For the first time in more than two decades, the issue will be looked at from the federal level. Along with nurses throughout the nation, NJSNA has been at the forefront, advocating for the funding since 2016.
“This appropriation will help everyone involved in health care really understand the impact gun violence, especially these mass shootings we are unfortunately seeing more and more of, have on the system as a whole,” said Kate Gillespie, RN, MBA, NE-BC, New Jersey State Nurses Association (NJSNA) president. “Nurses work with gun violence victims from the moment they are brought in for treatment until they are discharged from care, which could be years after the incident. This most certainly has an impact on the health care system with the allocation of resources and funding.”
The new spending plan, approved by the House on December 17, 2019, includes a $12.5 million provision for the Centers for Disease Control (CDC) and $12.5 million for the National Institutes of Health to conduct federal research into gun violence. This would be the first time since the Dickey Amendment was passed in 1996 that the CDC will have funded for this research.
The $25 million spending bill still needs Senate approval and the President’s signature.
Instructions accompanying President Donald Trump’s March 2018 spending bill gave the CDC the authority to conduct research on the causes of gun violence, but the mandate lacked funding.
“We’re on the other side of the gun violence coin,” said Dr. Benjamin Evans, DD, DNP, RN, APN, immediate past president NJSNA, who says that gun violence is a public health emergency. “The side from which we come is the public health issue. In the CDC regulations, there is a prohibition to collect epidemiological data and we are in support of the CDC being able to collect evidence. None of us go in and practice healthcare without supportive evidence.”
Federal legislators agreed. “You get the end result of this violence and you have to try and put lives back together and make sure people survive,” agreed U.S. Rep. Donald Payne, Jr. (D-10), during a meeting with NJSNA officials in his office in 2016 after returning from spending the night on the House floor after the mass shooting at the Orlando-based Pulse nightclub in June 2016.
“The more gun violence we have, the more you (nurses) are going to have to deal with on the back end,” said Ashley Eden, Senator Cory Booker’s (D) senior education and health policy advisor during a 2016 meeting with NJSNA representatives in Washington, D.C.
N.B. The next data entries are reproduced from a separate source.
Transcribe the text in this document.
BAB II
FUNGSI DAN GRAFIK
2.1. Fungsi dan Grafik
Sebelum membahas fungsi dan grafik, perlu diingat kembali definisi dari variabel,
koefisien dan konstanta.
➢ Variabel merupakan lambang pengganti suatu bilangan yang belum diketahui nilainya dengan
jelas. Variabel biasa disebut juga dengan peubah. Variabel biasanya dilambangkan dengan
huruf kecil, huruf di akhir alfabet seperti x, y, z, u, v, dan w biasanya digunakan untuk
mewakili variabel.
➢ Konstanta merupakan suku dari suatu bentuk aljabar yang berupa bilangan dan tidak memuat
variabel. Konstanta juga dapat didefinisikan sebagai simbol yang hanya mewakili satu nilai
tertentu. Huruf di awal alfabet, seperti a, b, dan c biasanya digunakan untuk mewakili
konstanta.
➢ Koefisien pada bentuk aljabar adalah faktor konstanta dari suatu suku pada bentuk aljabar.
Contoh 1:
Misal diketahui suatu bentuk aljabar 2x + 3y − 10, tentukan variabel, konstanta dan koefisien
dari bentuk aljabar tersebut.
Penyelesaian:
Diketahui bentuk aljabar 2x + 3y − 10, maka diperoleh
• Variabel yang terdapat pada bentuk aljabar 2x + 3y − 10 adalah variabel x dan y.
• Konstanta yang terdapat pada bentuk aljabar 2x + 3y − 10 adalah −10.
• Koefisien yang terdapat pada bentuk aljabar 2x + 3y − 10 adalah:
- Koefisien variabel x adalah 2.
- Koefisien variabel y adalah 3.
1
“As nurses, we deal with the fallout from these events as we treat the victims and their families. Our time with them is not brief, as we look at them holistically,” Evans added. “After the flesh wounds have healed, we are left with the mental health issues that take years, if ever, to overcome. Many are left suffering with post-traumatic stress disorder, constant depression, anxiety or other mental illnesses that require lengthy treatments. This is a stressor on our health care system that seems to be forgotten, but is a burden on taxpayers and insurance companies, victims and families.”
NJSNA has been very vocal about the effort. In the days after the Pulse shooting, NJSNA representatives joined hundreds of fellow nurses from around the nation to advocate for research funding on Capitol Hill and nurses continue to speak about the importance of the funding every time they visit.
“As healthcare providers, we need data in order to help the communities we live in,” Norma Rodgers, BSN, RN, CCRA, past NJSNA president, has said. “We need that data to put programs in place to make sure people are healing as a whole—it’s not only the victim, it’s the family and the community they live in.”
Rodgers was recognized for her work on this issue
“As healthcare providers, we need to figure out the root cause of these incidents,” Evans previously said. “Just labeling someone as ‘crazy’ or mentally ill is not the answer and only serves to continue the stigma on people who are truly mentally ill. In order to help the communities we live in, we need that data to understand why these incidents keep happening—is it terrorism, is it radicalism or is it truly a mental defect?”